Au Japon, les restaurants offrant des options végétaliennes sont rares. Les plats sont souvent composés autour de viande ou de poisson et si vous les faites retirer de l’assiette, vous risquez de devoir vous contenter de riz blanc ou de nouilles. Sans compter l’omniprésence du dashi (sauce à base de poisson) que vous pourriez consommer à votre insu.
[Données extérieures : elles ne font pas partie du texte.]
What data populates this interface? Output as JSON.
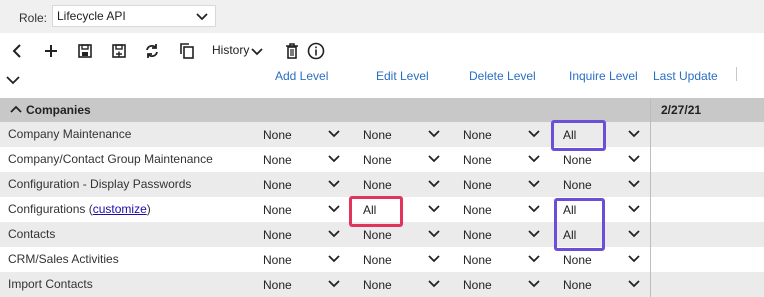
{
  "role": {
    "label": "Role:",
    "value": "Lifecycle API",
    "chevron_icon": "chevron-down-icon"
  },
  "toolbar": {
    "icons": [
      "back-arrow-icon",
      "add-icon",
      "save-icon",
      "save-as-icon",
      "refresh-icon",
      "copy-icon",
      "delete-icon",
      "info-icon"
    ],
    "history_label": "History"
  },
  "columns": {
    "add": "Add Level",
    "edit": "Edit Level",
    "delete": "Delete Level",
    "inquire": "Inquire Level",
    "last_update": "Last Update"
  },
  "section": {
    "title": "Companies",
    "last_update": "2/27/21"
  },
  "rows": [
    {
      "label": "Company Maintenance",
      "link": "",
      "add": "None",
      "edit": "None",
      "delete": "None",
      "inquire": "All"
    },
    {
      "label": "Company/Contact Group Maintenance",
      "link": "",
      "add": "None",
      "edit": "None",
      "delete": "None",
      "inquire": "None"
    },
    {
      "label": "Configuration - Display Passwords",
      "link": "",
      "add": "None",
      "edit": "None",
      "delete": "None",
      "inquire": "None"
    },
    {
      "label": "Configurations (",
      "link": "customize",
      "suffix": ")",
      "add": "None",
      "edit": "All",
      "delete": "None",
      "inquire": "All"
    },
    {
      "label": "Contacts",
      "link": "",
      "add": "None",
      "edit": "None",
      "delete": "None",
      "inquire": "All"
    },
    {
      "label": "CRM/Sales Activities",
      "link": "",
      "add": "None",
      "edit": "None",
      "delete": "None",
      "inquire": "None"
    },
    {
      "label": "Import Contacts",
      "link": "",
      "add": "None",
      "edit": "None",
      "delete": "None",
      "inquire": "None"
    }
  ],
  "colors": {
    "accent_link": "#2a6ec3",
    "highlight_purple": "#6b4fd8",
    "highlight_red": "#e0345c"
  }
}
Mais avec un peu de préparation, vous trouverez des restaurants vegan-friendly et même des restaurants 100% végans.

 

Au final, attendez-vous à beaucoup de nouilles, de ramens et, avec un peu de chance, à des caris japonais véganisés. Vous trouverez aussi des restaurants avec cuisine végétalienne d’inspiration occidentale, mais ce serait dommage d’aller au Japon et ne manger que des végéburgers, non?

 

Les konbini

 

Si vous allez au Japon pour le tourisme, il y a de fortes chances pour que vous vous retrouviez près d’attraits touristiques sans option végane aux alentours. Mais vous avez peut-être entendu parler des konbini, ces petits commerces ouverts 24 heures sur 24 qu’on trouve à tous les coins de rue.Il y a de bonnes chances pour que vous y trouviez des onigiri végétaliens et des petits sacs de fèves de soja ou de haricots cuits.

 

Mais ça ne sera pas aussi simple. Au Japon, il est mal vu de manger en marchant, dans certains espaces publics et dans les transports. C’est une menace à la propreté des lieux. Il vous faudra donc trouver un banc pour vous asseoir. Mais surprise! Vous n’en trouverez pas. Les bancs au Japon sont aussi rares que les restaurants végans. Les espaces publics sont faits pour circuler, pas pour flâner.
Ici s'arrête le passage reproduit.